Borrowers reduced their outstanding mortgage debt by £6.19 billion during the three months to the end of June, according to the Bank of England.
It was the ninth consecutive quarter during which the amount of money people unlocked from their homes was negative.
The figure was also the biggest net injection of equity people have made into their homes since the first quarter of 2009.
Homeowners have now collectively injected £44.2 billion into their housing equity since the trend began in the second quarter of 2008.
The rate at which people are reducing their mortgage has also begun to accelerate again, with the latest figure well up on the £5.31 billion injection recorded during the first quarter of the year, which was more than double the figure for the previous three months.
But today's figure remains slightly down on the peak seen during the final quarter of 2008, when the economic downturn and falling house prices led to homeowners injecting £6.7 billion back into their properties.
Equity withdrawal enables homeowners to cash in on rising house prices by increasing their mortgages to convert some of the rise in the value of their home into cash.
The money is typically used to fund big purchases such as cars or home improvements, or for debt consolidation.
But while people feel confident about increasing the size of their mortgage debt when house prices are booming, they are far less inclined to do so when the outlook for the property market and employment is uncertain.
The housing market downturn has also left many people with insufficient equity in their homes to withdraw money, while the credit crunch has made it harder for people to increase the size of their mortgage due to the tighter lending criteria banks and building societies now apply.
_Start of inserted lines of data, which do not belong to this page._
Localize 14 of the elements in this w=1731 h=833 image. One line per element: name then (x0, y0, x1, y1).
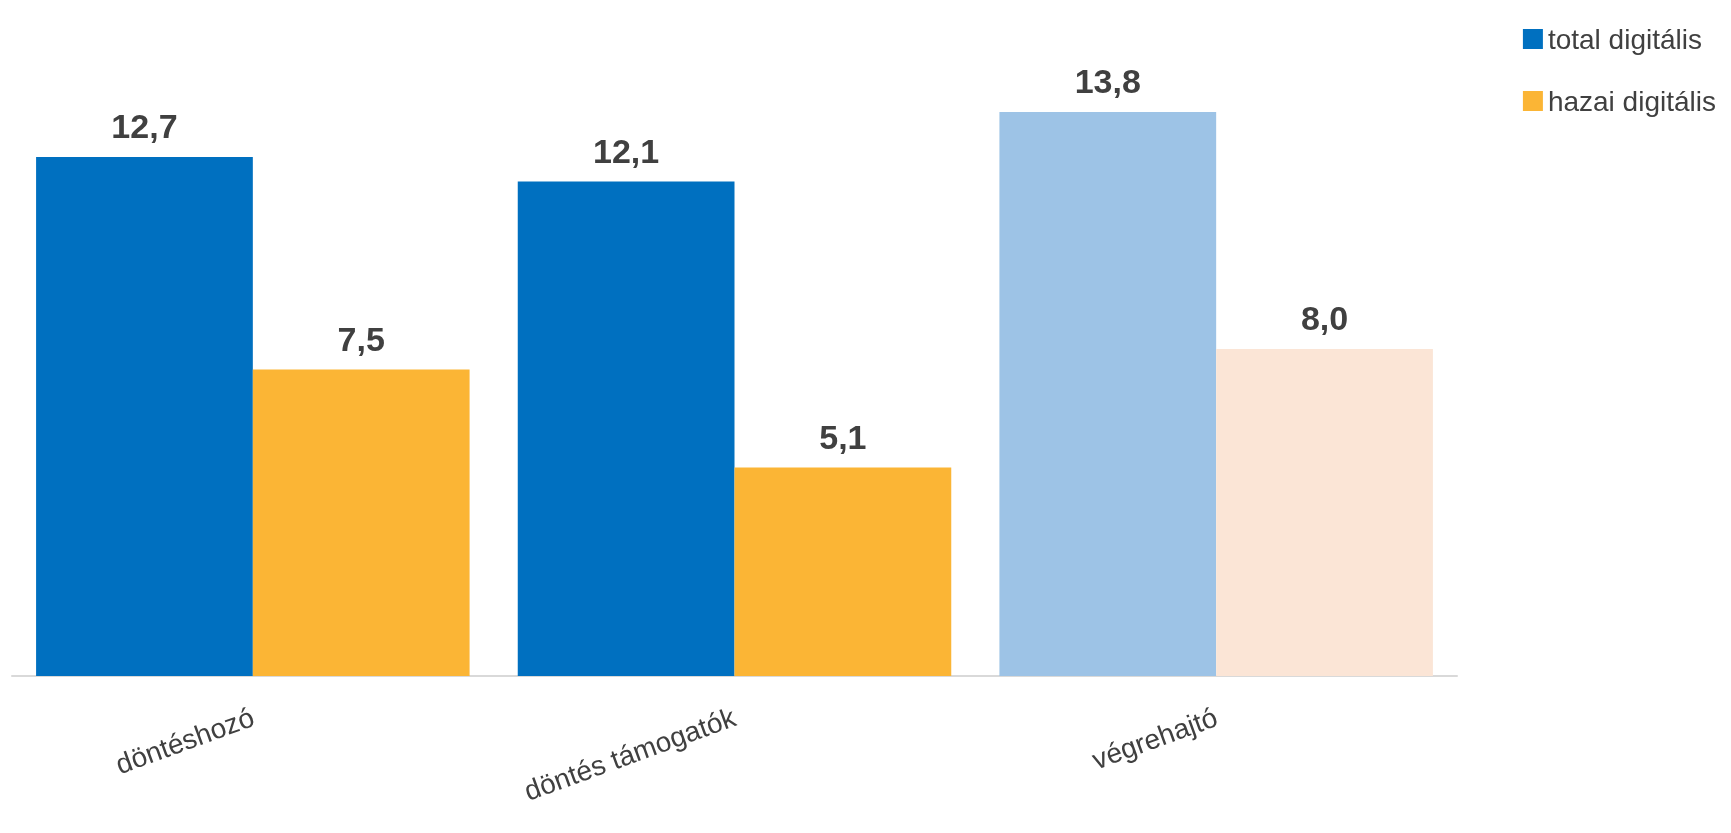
data-label: 5,1 (819, 417, 867, 456)
data-label: 12,1 (593, 131, 660, 170)
bar (36, 156, 253, 676)
bar (734, 467, 952, 676)
data-label: 8,0 (1300, 299, 1349, 338)
data-label: 7,5 (337, 319, 385, 358)
bar (517, 181, 735, 676)
data-label: 13,8 (1074, 62, 1141, 101)
bar (252, 369, 470, 676)
legend-label: total digitális (1547, 23, 1702, 55)
legend-label: hazai digitális (1547, 85, 1717, 117)
bar (999, 112, 1217, 676)
data-label: 12,7 (111, 106, 178, 145)
bar (1216, 349, 1433, 676)
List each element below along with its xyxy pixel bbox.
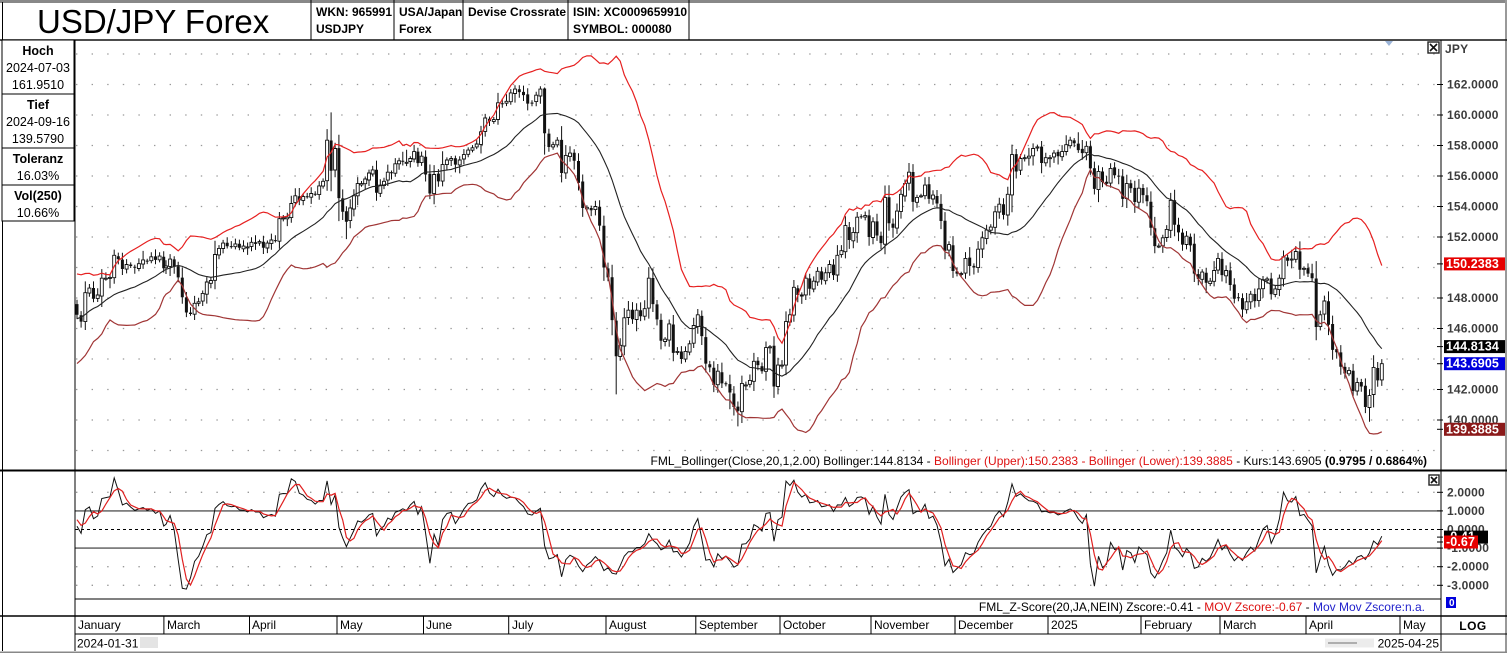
- svg-text:FML_Bollinger(Close,20,1,2.00): FML_Bollinger(Close,20,1,2.00) Bollinger…: [651, 454, 1427, 468]
- svg-text:November: November: [874, 618, 929, 632]
- svg-text:April: April: [1309, 618, 1333, 632]
- svg-text:1.0000: 1.0000: [1447, 504, 1485, 518]
- svg-text:2024-01-31: 2024-01-31: [77, 637, 139, 651]
- svg-text:ISIN: XC0009659910: ISIN: XC0009659910: [573, 5, 687, 19]
- svg-text:161.9510: 161.9510: [12, 78, 64, 92]
- svg-text:April: April: [252, 618, 276, 632]
- svg-text:May: May: [340, 618, 363, 632]
- svg-text:156.0000: 156.0000: [1447, 169, 1499, 183]
- svg-text:October: October: [783, 618, 826, 632]
- svg-text:USA/Japan: USA/Japan: [399, 5, 462, 19]
- svg-text:154.0000: 154.0000: [1447, 200, 1499, 214]
- svg-text:148.0000: 148.0000: [1447, 291, 1499, 305]
- svg-text:146.0000: 146.0000: [1447, 322, 1499, 336]
- svg-text:2.0000: 2.0000: [1447, 485, 1485, 499]
- svg-text:Tief: Tief: [27, 98, 50, 112]
- svg-text:March: March: [167, 618, 200, 632]
- svg-text:Vol(250): Vol(250): [14, 189, 62, 203]
- svg-text:FML_Z-Score(20,JA,NEIN) Zscore: FML_Z-Score(20,JA,NEIN) Zscore:-0.41 - M…: [979, 600, 1425, 614]
- svg-text:144.8134: 144.8134: [1446, 340, 1499, 354]
- svg-text:139.5790: 139.5790: [12, 132, 64, 146]
- svg-text:Toleranz: Toleranz: [13, 152, 63, 166]
- svg-text:March: March: [1223, 618, 1256, 632]
- svg-text:16.03%: 16.03%: [17, 169, 59, 183]
- svg-text:2024-09-16: 2024-09-16: [6, 115, 70, 129]
- svg-text:January: January: [78, 618, 121, 632]
- svg-text:May: May: [1403, 618, 1426, 632]
- svg-text:February: February: [1144, 618, 1192, 632]
- svg-text:158.0000: 158.0000: [1447, 139, 1499, 153]
- svg-text:2024-07-03: 2024-07-03: [6, 61, 70, 75]
- svg-text:September: September: [699, 618, 758, 632]
- svg-text:SYMBOL: 000080: SYMBOL: 000080: [573, 22, 672, 36]
- svg-text:USD/JPY Forex: USD/JPY Forex: [37, 3, 270, 40]
- svg-text:USDJPY: USDJPY: [316, 22, 364, 36]
- svg-text:Forex: Forex: [399, 22, 432, 36]
- svg-text:143.6905: 143.6905: [1446, 357, 1499, 371]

The recent trend among homeowners to pay down their mortgages contrasts with their behaviour during the housing boom, when they unlocked a record £17.12 billion during the final quarter of 2003.
But while people's focus on paying off their debts may be more prudent than tapping into their housing wealth to supplement their spending, it is bad news for the economy.
Today's figures show that households spent the equivalent of 2.5% of their post-tax income on reducing their mortgages.
This is a far cry from the final quarter of 2003, when people boosted their income by around 8.6% through releasing money that was tied up in their homes.
Howard Archer, chief UK and European economist at IHS Global Insight, said: "Housing equity withdrawal has been used significantly to support consumer spending in recent years.
"Consequently, the ongoing - and increased - net injection of housing equity is adding to the constraints on consumer spending."